상기 공정이 완료된 후에는 와이어본딩부(2) 및 솔더링부(도시되지 않음)가 외부로 노출되어 그 위에 무전해 니켈도금에 의한 무전해 니켈 도금층(4)이 형성된다.After the process is completed, the wire bonding portion 2 and the soldering portion (not shown) are exposed to the outside, thereby forming an electroless nickel plating layer 4 by electroless nickel plating.

이러한 도전층(2) 상에 무전해 니켈 도금층(4)을 형성하기 위한 도금 원리를 간략히 설명하면 다음과 같다. The plating principle for forming the electroless nickel plating layer 4 on the conductive layer 2 will be briefly described as follows.

금속 이온을 함유한 용액에서 금속을 석출시킬 때 Mx + + X- → M0 의 전자이동이 일어난다. 이들의 화학적 변화를 일으키는 방법으로는 환원제를 이용하는 방법인 자기촉매형 무전해도금(환원도금)과 이온화경향을 이용하는 치환도금이 있다.The M 0 → of electromigration occurs - M + + X x when deposit the metal in a solution containing metal ions.
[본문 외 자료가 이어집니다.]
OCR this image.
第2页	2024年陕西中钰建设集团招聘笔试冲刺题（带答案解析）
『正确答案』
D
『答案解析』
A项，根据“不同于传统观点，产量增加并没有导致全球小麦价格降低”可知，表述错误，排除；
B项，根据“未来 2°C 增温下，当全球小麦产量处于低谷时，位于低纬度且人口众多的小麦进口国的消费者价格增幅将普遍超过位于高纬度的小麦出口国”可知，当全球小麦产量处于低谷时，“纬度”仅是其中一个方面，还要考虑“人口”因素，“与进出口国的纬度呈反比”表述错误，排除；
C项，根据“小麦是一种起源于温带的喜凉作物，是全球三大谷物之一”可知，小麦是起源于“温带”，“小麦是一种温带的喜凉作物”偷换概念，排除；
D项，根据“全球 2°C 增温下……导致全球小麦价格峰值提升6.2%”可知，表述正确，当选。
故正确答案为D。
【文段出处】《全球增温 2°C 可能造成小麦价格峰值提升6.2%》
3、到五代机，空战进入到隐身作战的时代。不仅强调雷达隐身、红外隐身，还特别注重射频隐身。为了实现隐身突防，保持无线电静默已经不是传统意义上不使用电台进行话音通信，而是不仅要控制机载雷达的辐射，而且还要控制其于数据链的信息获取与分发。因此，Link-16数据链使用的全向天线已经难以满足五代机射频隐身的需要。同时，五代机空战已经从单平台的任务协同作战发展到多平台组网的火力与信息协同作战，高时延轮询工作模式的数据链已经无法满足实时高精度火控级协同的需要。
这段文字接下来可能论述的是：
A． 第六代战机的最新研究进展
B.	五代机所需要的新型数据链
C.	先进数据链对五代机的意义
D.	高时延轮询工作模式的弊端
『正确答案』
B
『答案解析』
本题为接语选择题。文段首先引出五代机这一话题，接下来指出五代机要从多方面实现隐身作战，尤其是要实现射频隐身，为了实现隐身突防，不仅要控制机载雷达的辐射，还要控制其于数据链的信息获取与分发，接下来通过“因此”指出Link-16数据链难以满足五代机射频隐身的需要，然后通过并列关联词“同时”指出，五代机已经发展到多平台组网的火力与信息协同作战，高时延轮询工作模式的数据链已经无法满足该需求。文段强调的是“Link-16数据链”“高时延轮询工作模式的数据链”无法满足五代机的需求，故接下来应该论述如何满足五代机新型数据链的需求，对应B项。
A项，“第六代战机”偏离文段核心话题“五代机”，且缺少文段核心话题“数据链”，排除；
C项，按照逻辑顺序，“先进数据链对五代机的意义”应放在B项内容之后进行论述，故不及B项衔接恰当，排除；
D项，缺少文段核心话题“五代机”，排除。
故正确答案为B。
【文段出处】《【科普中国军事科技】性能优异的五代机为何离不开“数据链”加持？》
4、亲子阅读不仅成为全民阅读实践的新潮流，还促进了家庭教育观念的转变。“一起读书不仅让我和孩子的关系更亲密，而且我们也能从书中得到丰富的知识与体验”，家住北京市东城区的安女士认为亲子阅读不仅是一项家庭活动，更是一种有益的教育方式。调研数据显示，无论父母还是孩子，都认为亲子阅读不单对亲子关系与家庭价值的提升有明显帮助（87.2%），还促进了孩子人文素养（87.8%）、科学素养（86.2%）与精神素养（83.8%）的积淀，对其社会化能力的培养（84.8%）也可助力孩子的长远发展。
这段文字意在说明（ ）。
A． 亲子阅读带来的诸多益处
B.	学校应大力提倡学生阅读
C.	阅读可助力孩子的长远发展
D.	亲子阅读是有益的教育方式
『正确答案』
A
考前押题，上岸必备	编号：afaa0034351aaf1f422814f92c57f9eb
As a method of causing these chemical changes, there are a self-catalyzed electroless plating (reduction plating), which is a method of using a reducing agent, and a substitution plating, which uses an ionization tendency.

무전해 니켈 도금은 니켈염을 함유한 용액에서 차아린산염 등의 환원제에 따라서 화학적으로 니켈을 석출시키는 것으로 도금액은 니켈염, 환원제, 착화제, 안정제 및 습윤제 등을 포함한다. 전처리 공정 처리된 인쇄회로기판을 Pd, Au 또는 Pt와 같은 촉매의 존재하에서 도금액에 담그면 각각 하기 반응식 1 및 하기 반응식 2와 같은 주반응 및 부반응이 표면에서 일어난다.Electroless nickel plating chemically precipitates nickel in a solution containing nickel salt in accordance with a reducing agent such as hypochlorite. The plating solution contains a nickel salt, a reducing agent, a complexing agent, a stabilizer, and a wetting agent. Pretreatment process When the printed circuit board is immersed in the plating solution in the presence of a catalyst such as Pd, Au, or Pt, the main reactions and side reactions such as the following Schemes 1 and 2, respectively, occur on the surface.

NiSO4 + 2NaH2PO2 + 2H2O → Ni0 + Na2HPO 3 + H2 + H2SO4 NiSO 4 + 2NaH 2 PO 2 + 2H 2 O → Ni 0 + Na 2 HPO 3 + H 2 + H 2 SO 4

NaH2PO3 + H → P + NaOH + H2ONaH 2 PO 3 + H → P + NaOH + H 2 O

이와 같이, 촉매핵을 중심으로 니켈의 촉매반응이 일어나며 도금이 석출된다. 이 때 부반응으로 인(P)이 피막중에 공석하게 되고 Ni-P의 비결정성 조직이 된다.In this way, the catalytic reaction of nickel occurs around the catalyst nucleus and plating is deposited. At this time, the side reaction causes phosphorus (P) to vacancies in the coating and becomes Ni-P amorphous structure.

상기 니켈 도금과정은 pH가 약 4.0∼5.5인 니켈 도금액을 사용하여 약 75∼90℃의 온도에서 10분에서 50분 동안 수행하는 것이 제품의 품질과 생산성 측면에서 바람직하다. 이로부터 형성된 무전해 니켈 도금층의 두께는 약 1 내지 20㎛이 며, 상기 도금층의 두께가 1㎛ 미만이면 확산 장벽(diffusion barrier)으로서의 역할이 충분하지가 않으며, 20㎛를 초과하면 대량생산시 생산성 저하가 우려된다.The nickel plating process is preferably performed from 10 to 50 minutes at a temperature of about 75 to 90 ℃ using a nickel plating solution having a pH of about 4.0 to 5.5 in terms of product quality and productivity. The electroless nickel plated layer formed therefrom has a thickness of about 1 to 20 μm. When the thickness of the plated layer is less than 1 μm, a role as a diffusion barrier is not sufficient. There is a fear of deterioration.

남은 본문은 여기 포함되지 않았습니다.